免疫調節と免疫疾患におけるアミノアシルtRNA合成酵素の役割

前述のように、ARSsは免疫細胞の発達における調節因子およびシグナル伝達分子として機能する。 ARSsは、自己免疫疾患、感染症、腫瘍免疫などの免疫疾患における様々な生物学的過程を調節する多面性分子としても機能することを想像することは困難

ARSsと自己免疫疾患

ARSsは、多くの場合、特定の自己抗原としてASSDの開発に関与していることはよく知られています。

ARSsと自己免疫疾患

ARSsは、 この疾患は、間質性肺疾患(ILD)、筋炎、手関節炎、レイノー現象、関節炎を特徴とする異質な自己免疫疾患群である。 ASSD6 2,6 3には、抗ヒスチジル(抗Jo−1)、抗アラニル(抗PL−1 2)、抗スレオニル(抗pl−7)、抗アスパラギニル(抗KS)、抗グリシル(抗ej)、抗フェニルアラニル(抗Zo)、抗チロシル(抗H A)、抗イソ その中で、抗Jo-1抗体が最も一般的である。 Stone et al.による以前の研究。
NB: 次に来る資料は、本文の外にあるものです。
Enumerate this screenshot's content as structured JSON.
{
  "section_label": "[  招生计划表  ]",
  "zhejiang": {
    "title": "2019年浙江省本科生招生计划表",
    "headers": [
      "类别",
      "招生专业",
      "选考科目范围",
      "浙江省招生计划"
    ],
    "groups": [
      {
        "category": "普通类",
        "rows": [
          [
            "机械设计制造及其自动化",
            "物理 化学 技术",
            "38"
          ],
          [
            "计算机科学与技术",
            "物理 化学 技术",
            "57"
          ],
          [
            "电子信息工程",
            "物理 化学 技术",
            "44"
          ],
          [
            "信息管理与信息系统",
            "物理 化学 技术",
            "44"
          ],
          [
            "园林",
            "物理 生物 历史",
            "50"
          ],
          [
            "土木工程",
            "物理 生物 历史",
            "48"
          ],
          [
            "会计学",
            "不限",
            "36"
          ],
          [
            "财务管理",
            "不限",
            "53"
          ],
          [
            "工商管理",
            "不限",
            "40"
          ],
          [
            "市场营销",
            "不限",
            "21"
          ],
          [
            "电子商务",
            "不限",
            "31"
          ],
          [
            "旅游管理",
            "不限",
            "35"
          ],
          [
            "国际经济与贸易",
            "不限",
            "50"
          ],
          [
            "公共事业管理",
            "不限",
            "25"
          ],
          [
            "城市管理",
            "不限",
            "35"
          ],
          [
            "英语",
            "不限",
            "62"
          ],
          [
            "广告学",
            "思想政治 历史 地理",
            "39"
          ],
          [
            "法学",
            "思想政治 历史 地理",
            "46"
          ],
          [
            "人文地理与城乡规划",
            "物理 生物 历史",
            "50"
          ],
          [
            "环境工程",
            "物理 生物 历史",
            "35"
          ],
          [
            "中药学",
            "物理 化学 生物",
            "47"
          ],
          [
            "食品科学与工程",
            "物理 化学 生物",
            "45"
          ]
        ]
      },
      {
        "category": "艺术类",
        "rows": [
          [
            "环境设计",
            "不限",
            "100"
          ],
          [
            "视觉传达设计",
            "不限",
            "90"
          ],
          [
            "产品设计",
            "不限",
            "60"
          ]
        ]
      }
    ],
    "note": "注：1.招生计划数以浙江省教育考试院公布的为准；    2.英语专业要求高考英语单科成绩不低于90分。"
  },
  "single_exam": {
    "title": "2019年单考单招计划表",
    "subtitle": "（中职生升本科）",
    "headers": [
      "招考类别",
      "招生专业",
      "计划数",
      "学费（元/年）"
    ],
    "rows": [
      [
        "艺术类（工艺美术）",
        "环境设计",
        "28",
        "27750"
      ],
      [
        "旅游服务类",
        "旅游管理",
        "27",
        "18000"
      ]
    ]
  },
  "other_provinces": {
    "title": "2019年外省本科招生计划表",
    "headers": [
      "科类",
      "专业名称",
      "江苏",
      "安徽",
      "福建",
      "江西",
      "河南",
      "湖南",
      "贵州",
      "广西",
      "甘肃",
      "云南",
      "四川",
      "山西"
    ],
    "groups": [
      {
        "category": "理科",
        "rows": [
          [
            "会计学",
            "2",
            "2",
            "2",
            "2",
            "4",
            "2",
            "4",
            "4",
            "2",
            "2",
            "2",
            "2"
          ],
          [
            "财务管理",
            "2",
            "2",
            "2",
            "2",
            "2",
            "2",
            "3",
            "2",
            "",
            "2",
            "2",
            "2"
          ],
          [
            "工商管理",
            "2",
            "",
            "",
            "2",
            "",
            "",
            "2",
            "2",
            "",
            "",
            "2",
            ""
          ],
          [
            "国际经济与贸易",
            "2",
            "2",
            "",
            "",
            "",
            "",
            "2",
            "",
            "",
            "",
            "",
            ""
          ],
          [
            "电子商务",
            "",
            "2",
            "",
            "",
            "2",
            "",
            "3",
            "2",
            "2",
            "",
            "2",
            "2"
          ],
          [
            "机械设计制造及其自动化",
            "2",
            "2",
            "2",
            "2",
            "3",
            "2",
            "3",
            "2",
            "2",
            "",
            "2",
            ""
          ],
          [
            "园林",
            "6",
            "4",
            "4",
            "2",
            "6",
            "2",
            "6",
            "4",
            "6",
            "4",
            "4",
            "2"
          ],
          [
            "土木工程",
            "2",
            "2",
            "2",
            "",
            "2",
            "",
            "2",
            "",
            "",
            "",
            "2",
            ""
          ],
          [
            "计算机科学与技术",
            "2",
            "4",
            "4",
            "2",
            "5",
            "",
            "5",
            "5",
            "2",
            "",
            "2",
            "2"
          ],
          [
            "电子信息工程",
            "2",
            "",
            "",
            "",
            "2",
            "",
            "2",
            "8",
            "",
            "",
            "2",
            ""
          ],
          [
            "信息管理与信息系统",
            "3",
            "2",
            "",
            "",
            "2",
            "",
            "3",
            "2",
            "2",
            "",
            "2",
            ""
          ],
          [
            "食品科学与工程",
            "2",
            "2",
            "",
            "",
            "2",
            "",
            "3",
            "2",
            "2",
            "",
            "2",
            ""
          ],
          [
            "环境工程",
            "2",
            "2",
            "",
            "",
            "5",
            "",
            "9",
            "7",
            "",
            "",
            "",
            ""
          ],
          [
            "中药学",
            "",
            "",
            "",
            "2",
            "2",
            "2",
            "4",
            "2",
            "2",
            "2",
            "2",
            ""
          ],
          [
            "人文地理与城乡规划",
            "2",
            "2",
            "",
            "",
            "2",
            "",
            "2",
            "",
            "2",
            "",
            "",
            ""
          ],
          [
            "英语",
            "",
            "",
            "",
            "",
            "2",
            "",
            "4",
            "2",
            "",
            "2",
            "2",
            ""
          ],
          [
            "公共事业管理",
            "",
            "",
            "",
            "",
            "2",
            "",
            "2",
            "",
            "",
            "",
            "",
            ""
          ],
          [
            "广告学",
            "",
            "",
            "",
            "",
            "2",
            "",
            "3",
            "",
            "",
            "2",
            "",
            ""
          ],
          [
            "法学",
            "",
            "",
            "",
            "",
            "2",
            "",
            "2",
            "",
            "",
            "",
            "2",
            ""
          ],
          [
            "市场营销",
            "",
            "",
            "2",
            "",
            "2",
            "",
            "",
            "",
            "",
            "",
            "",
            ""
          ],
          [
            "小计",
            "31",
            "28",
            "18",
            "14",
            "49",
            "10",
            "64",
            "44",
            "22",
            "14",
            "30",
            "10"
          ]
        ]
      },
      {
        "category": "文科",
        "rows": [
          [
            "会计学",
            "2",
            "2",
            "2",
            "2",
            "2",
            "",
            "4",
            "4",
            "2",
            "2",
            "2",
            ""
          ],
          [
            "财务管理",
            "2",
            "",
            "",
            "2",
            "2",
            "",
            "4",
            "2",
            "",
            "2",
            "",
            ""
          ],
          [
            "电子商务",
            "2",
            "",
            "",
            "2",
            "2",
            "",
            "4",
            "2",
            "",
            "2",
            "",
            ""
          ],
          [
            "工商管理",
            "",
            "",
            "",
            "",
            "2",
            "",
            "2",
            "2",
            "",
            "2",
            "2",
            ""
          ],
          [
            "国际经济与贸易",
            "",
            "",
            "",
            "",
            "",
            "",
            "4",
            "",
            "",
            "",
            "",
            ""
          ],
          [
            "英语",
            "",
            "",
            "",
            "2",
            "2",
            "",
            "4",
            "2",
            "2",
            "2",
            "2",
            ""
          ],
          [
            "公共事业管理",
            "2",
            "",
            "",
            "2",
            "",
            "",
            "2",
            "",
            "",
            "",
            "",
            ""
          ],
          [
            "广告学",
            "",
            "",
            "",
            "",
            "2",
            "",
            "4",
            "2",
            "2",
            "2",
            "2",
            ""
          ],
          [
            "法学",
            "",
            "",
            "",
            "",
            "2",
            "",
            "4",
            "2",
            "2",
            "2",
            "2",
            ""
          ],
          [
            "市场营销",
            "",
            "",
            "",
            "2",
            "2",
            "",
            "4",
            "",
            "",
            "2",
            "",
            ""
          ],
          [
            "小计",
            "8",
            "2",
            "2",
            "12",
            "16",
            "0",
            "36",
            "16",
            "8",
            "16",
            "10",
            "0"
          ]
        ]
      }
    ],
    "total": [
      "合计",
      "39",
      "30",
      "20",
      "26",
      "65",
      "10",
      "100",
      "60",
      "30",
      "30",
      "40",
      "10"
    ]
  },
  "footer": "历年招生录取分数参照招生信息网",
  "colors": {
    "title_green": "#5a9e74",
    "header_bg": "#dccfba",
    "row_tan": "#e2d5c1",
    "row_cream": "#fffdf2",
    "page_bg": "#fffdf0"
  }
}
64は、抗Jo-1自己抗体のレベルが特発性炎症性ミオパチー活性と適度に相関していることを見出した。 驚くべきことに、抗ARS自己抗体特異性は、assd患者の臨床的特徴、疾患の重症度、さらには生存に関連していた65、66、67、68。 浜口他69は、抗ARS自己抗体が一般的に相互に排他的であり、二つ以上の抗体が同じASSD患者にはめったに現れないことを意味することを発見した。 さらに重要なことに、彼らは、抗Jo-1、抗EJ、および抗PL-7の臨床診断は、主に多発性筋炎または皮膚筋炎であり、抗PL-12の臨床診断は、主に臨床的に筋変性; また,抗K sおよび抗OJの臨床診断は主にILDであった。 一方、抗PL-7、抗EJ、および抗Jo-1自己抗体を有する患者は、発症時にILDのみを示した場合、後で筋炎を発症するであろう。 抗PL-7を有さない患者と比較して、抗PL-7を有する中国のASSD患者は、急速に進行性ILDを発症する可能性が高く、長期追跡の初期段階で生存率がより急速に低下した70。 さらに、log-rankテストとCox比例ハザード比を分析することにより、研究者らは、非Jo-1自己抗体患者はJo-1陽性患者と比較して生存率が悪いことを示した71。確かに、連続した研究は、ARS自己抗原と自然免疫応答および適応免疫応答との関係を定義しようとしている(図10)。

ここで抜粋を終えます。